Protein fold class, typically <100 amino acids long
Small proteins are a diverse fold class of proteins (usually <100 amino acids long).[1][2][3] Their tertiary structure is usually maintained by disulphide bridges,[4]metal ligands,[5] and or cofactors such as heme. Some small proteins serve important regulatory functions by direct interaction with certain enzymes and are therefore also an interesting tool for biotechnological applications in microorganisms. [6]
Identification of small proteins
The size of small proteins has limited their identification and characterization for a long time. However, the various examples of functionality have led to the development of methods for their identification.

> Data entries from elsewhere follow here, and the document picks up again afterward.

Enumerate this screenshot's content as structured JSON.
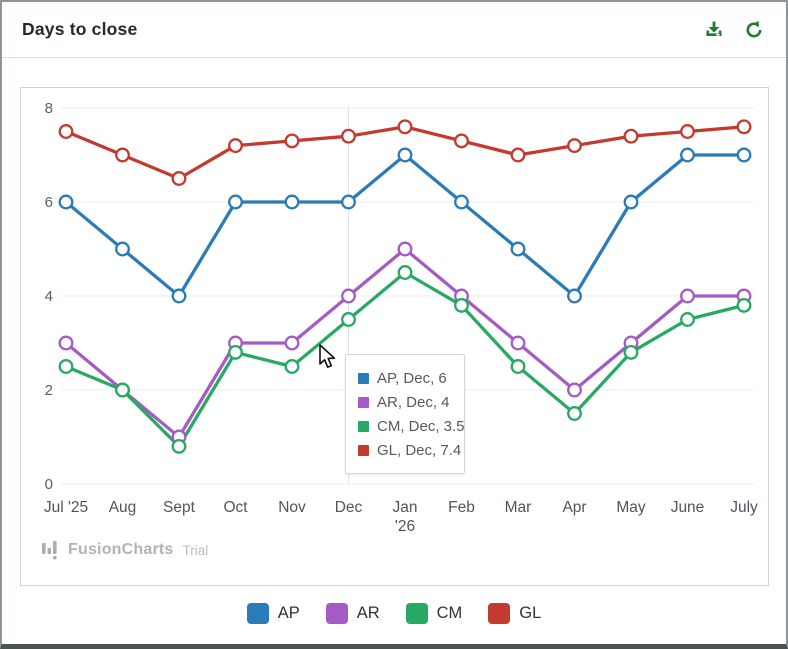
{
  "header": {
    "title": "Days to close",
    "icon_color": "#1e7d32"
  },
  "chart_data": {
    "type": "line",
    "title": "Days to close",
    "categories": [
      "Jul '25",
      "Aug",
      "Sept",
      "Oct",
      "Nov",
      "Dec",
      "Jan '26",
      "Feb",
      "Mar",
      "Apr",
      "May",
      "June",
      "July"
    ],
    "series": [
      {
        "name": "AP",
        "color": "#2b7bb9",
        "values": [
          6,
          5,
          4,
          6,
          6,
          6,
          7,
          6,
          5,
          4,
          6,
          7,
          7
        ]
      },
      {
        "name": "AR",
        "color": "#a45bc4",
        "values": [
          3,
          2,
          1,
          3,
          3,
          4,
          5,
          4,
          3,
          2,
          3,
          4,
          4
        ]
      },
      {
        "name": "CM",
        "color": "#28a963",
        "values": [
          2.5,
          2,
          0.8,
          2.8,
          2.5,
          3.5,
          4.5,
          3.8,
          2.5,
          1.5,
          2.8,
          3.5,
          3.8
        ]
      },
      {
        "name": "GL",
        "color": "#c33a2f",
        "values": [
          7.5,
          7,
          6.5,
          7.2,
          7.3,
          7.4,
          7.6,
          7.3,
          7,
          7.2,
          7.4,
          7.5,
          7.6
        ]
      }
    ],
    "yticks": [
      0,
      2,
      4,
      6,
      8
    ],
    "ylim": [
      0,
      8
    ],
    "xlabel": "",
    "ylabel": "",
    "grid": "horizontal",
    "legend_position": "bottom",
    "hover_category_index": 5
  },
  "tooltip": {
    "rows": [
      {
        "color": "#2b7bb9",
        "text": "AP, Dec, 6"
      },
      {
        "color": "#a45bc4",
        "text": "AR, Dec, 4"
      },
      {
        "color": "#28a963",
        "text": "CM, Dec, 3.5"
      },
      {
        "color": "#c33a2f",
        "text": "GL, Dec, 7.4"
      }
    ]
  },
  "watermark": {
    "brand": "FusionCharts",
    "suffix": "Trial"
  }
}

For larger ORFs, computational identification is based solely on their long uninterrupted coding potential. Computational searches for small proteins take into account multiple parameters, such as the presence of a ribosome binding site and amino acid conservation. [7]RNA sequencing or mass spectrometric data sets available are also incorporated into computational predictions. [8][9]

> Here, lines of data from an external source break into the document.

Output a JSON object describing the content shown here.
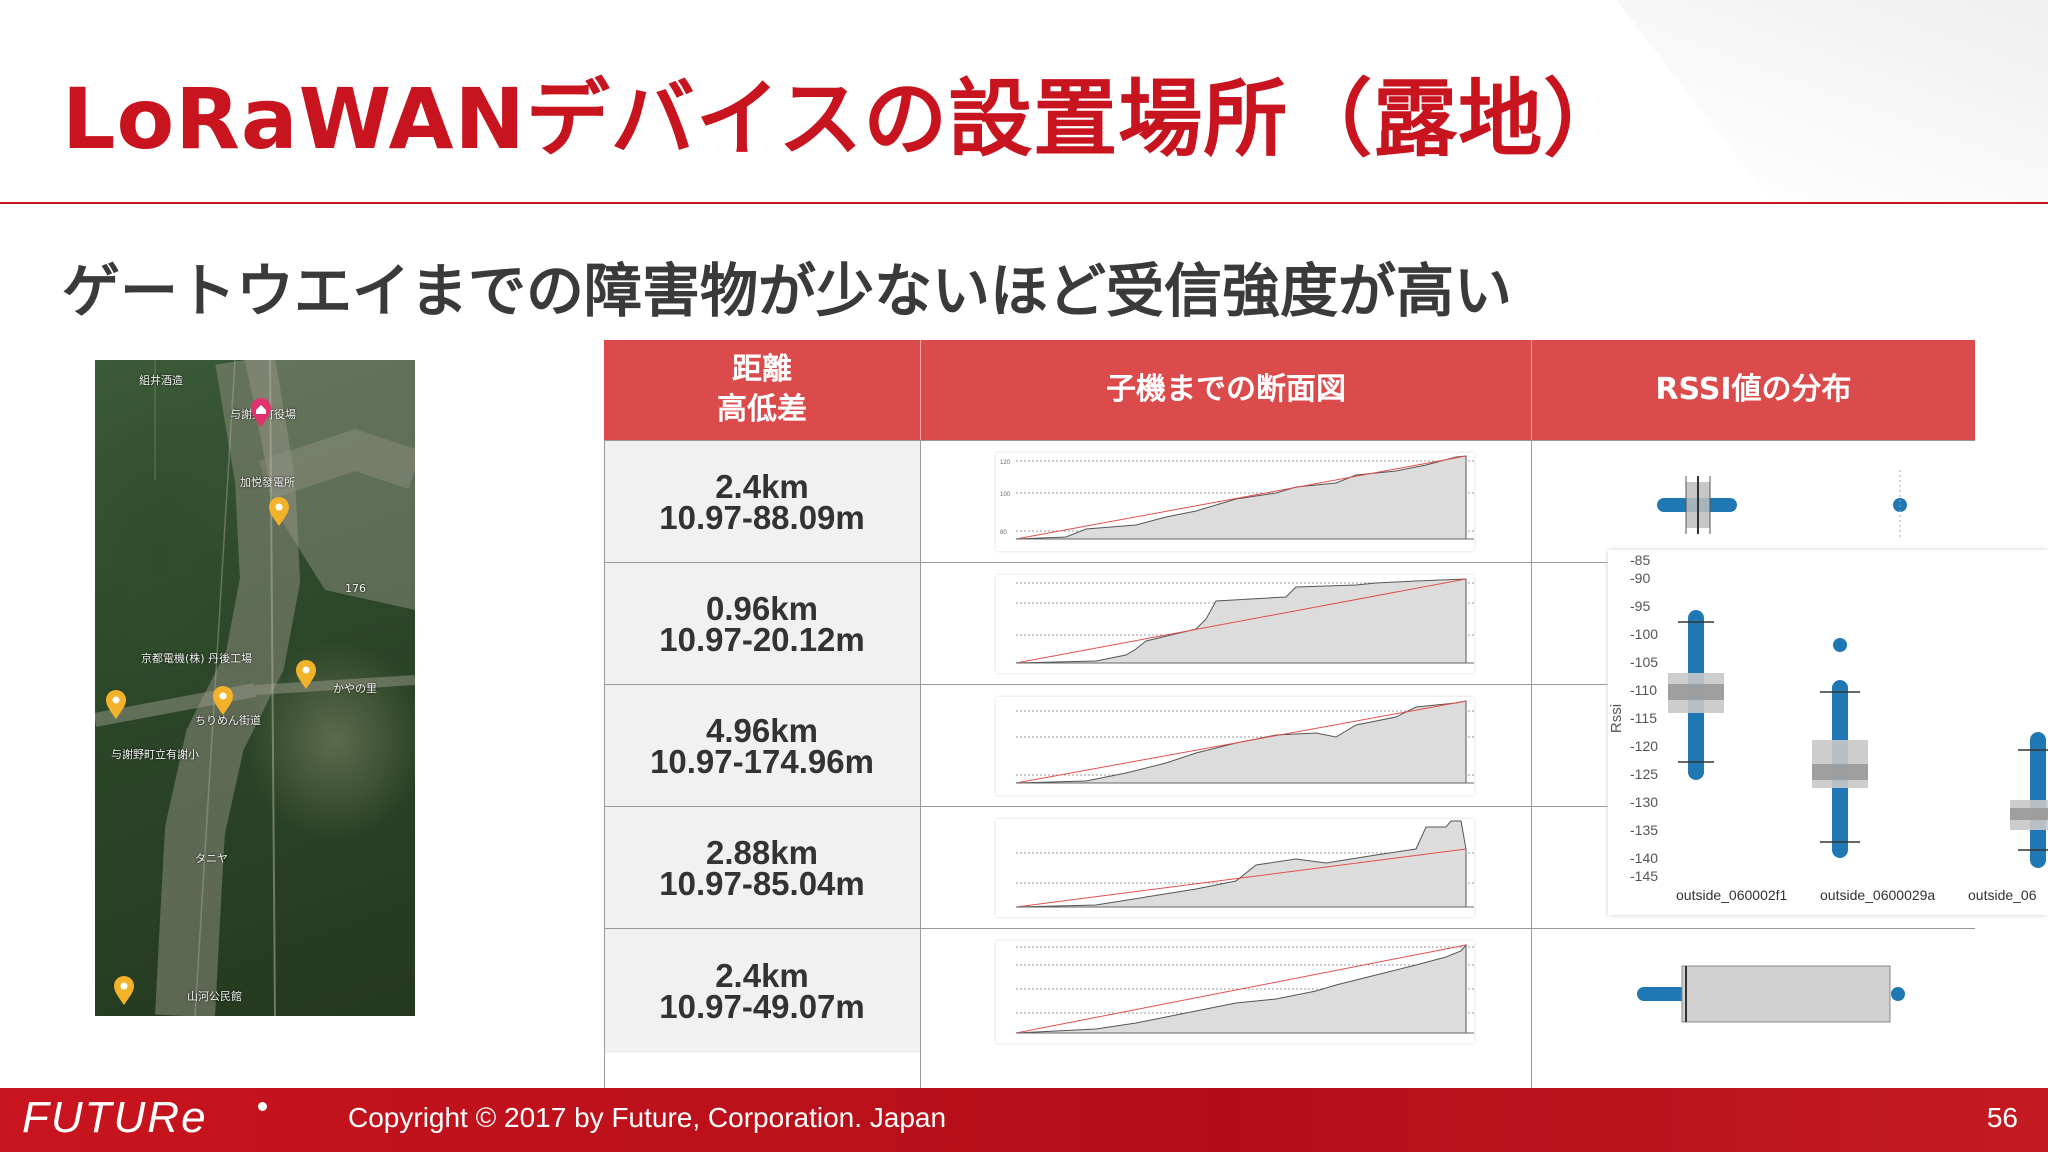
{
  "slide": {
    "title": "LoRaWANデバイスの設置場所（露地）",
    "subtitle": "ゲートウエイまでの障害物が少ないほど受信強度が高い"
  },
  "map": {
    "labels": [
      "組井酒造",
      "与謝野町役場",
      "加悦發電所",
      "京都電機(株) 丹後工場",
      "与謝野町立有謝小",
      "山河公民館",
      "タニヤ",
      "ちりめん街道",
      "かやの里",
      "176"
    ],
    "pin_color": "#f2b22a",
    "home_pin_color": "#e0336e"
  },
  "table": {
    "headers": {
      "distance_line1": "距離",
      "distance_line2": "高低差",
      "profile": "子機までの断面図",
      "rssi": "RSSI値の分布"
    },
    "rows": [
      {
        "distance": "2.4km",
        "height_range": "10.97-88.09m"
      },
      {
        "distance": "0.96km",
        "height_range": "10.97-20.12m"
      },
      {
        "distance": "4.96km",
        "height_range": "10.97-174.96m"
      },
      {
        "distance": "2.88km",
        "height_range": "10.97-85.04m"
      },
      {
        "distance": "2.4km",
        "height_range": "10.97-49.07m"
      }
    ]
  },
  "rssi_chart": {
    "ylabel": "Rssi",
    "yticks": [
      "-85",
      "-90",
      "-95",
      "-100",
      "-105",
      "-110",
      "-115",
      "-120",
      "-125",
      "-130",
      "-135",
      "-140",
      "-145"
    ],
    "categories": [
      "outside_060002f1",
      "outside_0600029a",
      "outside_06"
    ],
    "box_color": "#1f77b4"
  },
  "footer": {
    "logo": "FUTURe",
    "copyright": "Copyright © 2017 by Future, Corporation. Japan",
    "page_number": "56"
  }
}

A method extensively used for the identification of small proteins is ribosome profiling (Ribo-seq or ribosome footprinting). Ribosome profiling uses next generation sequencing and targets only mRNA sequences protected by the ribosomes. Binding of a ribosome on an mRNA suggests that the transcript is being actively translated, allowing for the identification even of very small ORFs.[10]
Mass spectrometry is the best method thus far for identifying small proteins, but their sizes again pose a barrier. However, several adjustments are possible to perform to improve detection and data quality.[11]